# Quarter Horse Hunter/Jumper Conformation



## blwebb (Jul 15, 2012)

I would like to get some opinions about this horse's conformation. She is a 5 year old full Quarter Horse, stands about 4.5 hh, and weigh maybe 900 pounds. She is a rescue I am adopting later this month and hoping to train for hunter/jumper events. Nothing over 3 ft fences, and just local shows/fox hunting events. She definitely needs to build some muscle but as for her overall conformation, what do you think?


----------



## palogal (May 30, 2008)

From the top pic, she stands under herself and toes out. She seems to have a good strong back and a pretty nice shoulder. I can't tell anything about her back end, and that's pretty important for jumping  If you're not going over 3 ft, I'd imagine she's fine.


----------



## Elana (Jan 28, 2011)

Pretty nice for a rescue. Short back and her neck is set higher than the usual QH from the top photo. Her hocks seem a bit high and her bone a bit light.. but she may be Appendix? or have recent Thoroughbred in her lines. 

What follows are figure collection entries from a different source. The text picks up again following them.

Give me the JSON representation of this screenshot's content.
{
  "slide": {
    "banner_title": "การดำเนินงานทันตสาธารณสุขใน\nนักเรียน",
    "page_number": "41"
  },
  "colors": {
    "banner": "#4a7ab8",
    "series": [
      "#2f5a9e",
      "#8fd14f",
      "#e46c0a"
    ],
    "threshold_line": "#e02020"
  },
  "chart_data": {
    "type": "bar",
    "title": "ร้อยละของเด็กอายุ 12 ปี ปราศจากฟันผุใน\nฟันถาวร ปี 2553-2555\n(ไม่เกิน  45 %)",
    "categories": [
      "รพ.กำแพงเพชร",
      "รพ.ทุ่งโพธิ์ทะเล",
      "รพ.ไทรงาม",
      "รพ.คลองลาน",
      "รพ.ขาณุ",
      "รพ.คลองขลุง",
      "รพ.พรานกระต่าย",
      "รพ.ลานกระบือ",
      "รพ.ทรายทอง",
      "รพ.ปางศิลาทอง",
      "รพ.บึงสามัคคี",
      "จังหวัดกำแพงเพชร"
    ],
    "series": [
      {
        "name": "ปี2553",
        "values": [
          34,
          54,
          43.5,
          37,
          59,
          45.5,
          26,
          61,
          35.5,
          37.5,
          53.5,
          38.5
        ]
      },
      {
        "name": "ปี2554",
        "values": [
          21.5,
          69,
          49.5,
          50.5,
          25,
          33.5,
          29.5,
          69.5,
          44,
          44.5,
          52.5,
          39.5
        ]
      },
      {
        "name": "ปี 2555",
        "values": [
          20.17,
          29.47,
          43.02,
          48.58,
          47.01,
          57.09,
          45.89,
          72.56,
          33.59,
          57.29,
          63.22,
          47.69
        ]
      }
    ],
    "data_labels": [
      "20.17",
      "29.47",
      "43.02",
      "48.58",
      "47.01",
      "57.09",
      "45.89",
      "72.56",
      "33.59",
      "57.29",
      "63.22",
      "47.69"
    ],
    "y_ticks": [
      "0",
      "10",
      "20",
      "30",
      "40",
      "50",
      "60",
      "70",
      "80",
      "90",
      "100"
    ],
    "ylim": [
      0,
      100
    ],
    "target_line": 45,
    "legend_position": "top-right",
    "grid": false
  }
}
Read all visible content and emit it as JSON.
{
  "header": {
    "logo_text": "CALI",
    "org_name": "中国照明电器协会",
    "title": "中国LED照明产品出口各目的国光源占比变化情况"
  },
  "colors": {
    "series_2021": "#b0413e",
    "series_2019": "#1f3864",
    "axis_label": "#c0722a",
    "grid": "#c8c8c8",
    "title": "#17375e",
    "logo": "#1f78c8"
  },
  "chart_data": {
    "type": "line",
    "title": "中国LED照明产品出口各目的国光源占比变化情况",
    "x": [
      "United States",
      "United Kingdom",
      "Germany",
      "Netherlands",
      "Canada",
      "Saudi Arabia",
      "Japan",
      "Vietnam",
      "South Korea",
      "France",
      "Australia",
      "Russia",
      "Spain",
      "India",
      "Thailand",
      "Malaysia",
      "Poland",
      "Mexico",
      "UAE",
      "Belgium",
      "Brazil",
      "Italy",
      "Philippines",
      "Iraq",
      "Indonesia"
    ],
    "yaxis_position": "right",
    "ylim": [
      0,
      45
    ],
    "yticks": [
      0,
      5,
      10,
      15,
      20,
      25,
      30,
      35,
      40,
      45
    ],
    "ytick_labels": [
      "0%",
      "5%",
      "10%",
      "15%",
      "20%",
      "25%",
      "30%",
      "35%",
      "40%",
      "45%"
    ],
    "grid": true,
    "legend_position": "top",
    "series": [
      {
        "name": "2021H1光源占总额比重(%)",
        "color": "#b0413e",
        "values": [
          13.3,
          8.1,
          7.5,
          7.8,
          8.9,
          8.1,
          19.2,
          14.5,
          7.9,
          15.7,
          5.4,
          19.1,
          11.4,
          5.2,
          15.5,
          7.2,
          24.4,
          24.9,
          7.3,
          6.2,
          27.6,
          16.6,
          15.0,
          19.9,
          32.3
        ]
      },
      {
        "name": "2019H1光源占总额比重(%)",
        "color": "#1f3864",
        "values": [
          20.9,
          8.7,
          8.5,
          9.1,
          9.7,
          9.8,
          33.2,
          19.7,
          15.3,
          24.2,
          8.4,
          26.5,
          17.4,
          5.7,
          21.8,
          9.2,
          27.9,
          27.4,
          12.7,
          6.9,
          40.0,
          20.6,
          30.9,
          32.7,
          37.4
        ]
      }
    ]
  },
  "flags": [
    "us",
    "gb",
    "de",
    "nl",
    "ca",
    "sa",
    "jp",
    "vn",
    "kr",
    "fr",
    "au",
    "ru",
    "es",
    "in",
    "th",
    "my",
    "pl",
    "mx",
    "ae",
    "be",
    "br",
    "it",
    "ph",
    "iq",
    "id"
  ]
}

She looks to have adequate shoulder with a decently open angle at the point of shoulder to lift her knees over fences. '

Can't tell much about her legs really.. or how correct she stands behind or in front from these photos. If she really is as good as these look and she has no serious underlying unsoundness like Navicular etc. she is a heckuva rescue.


----------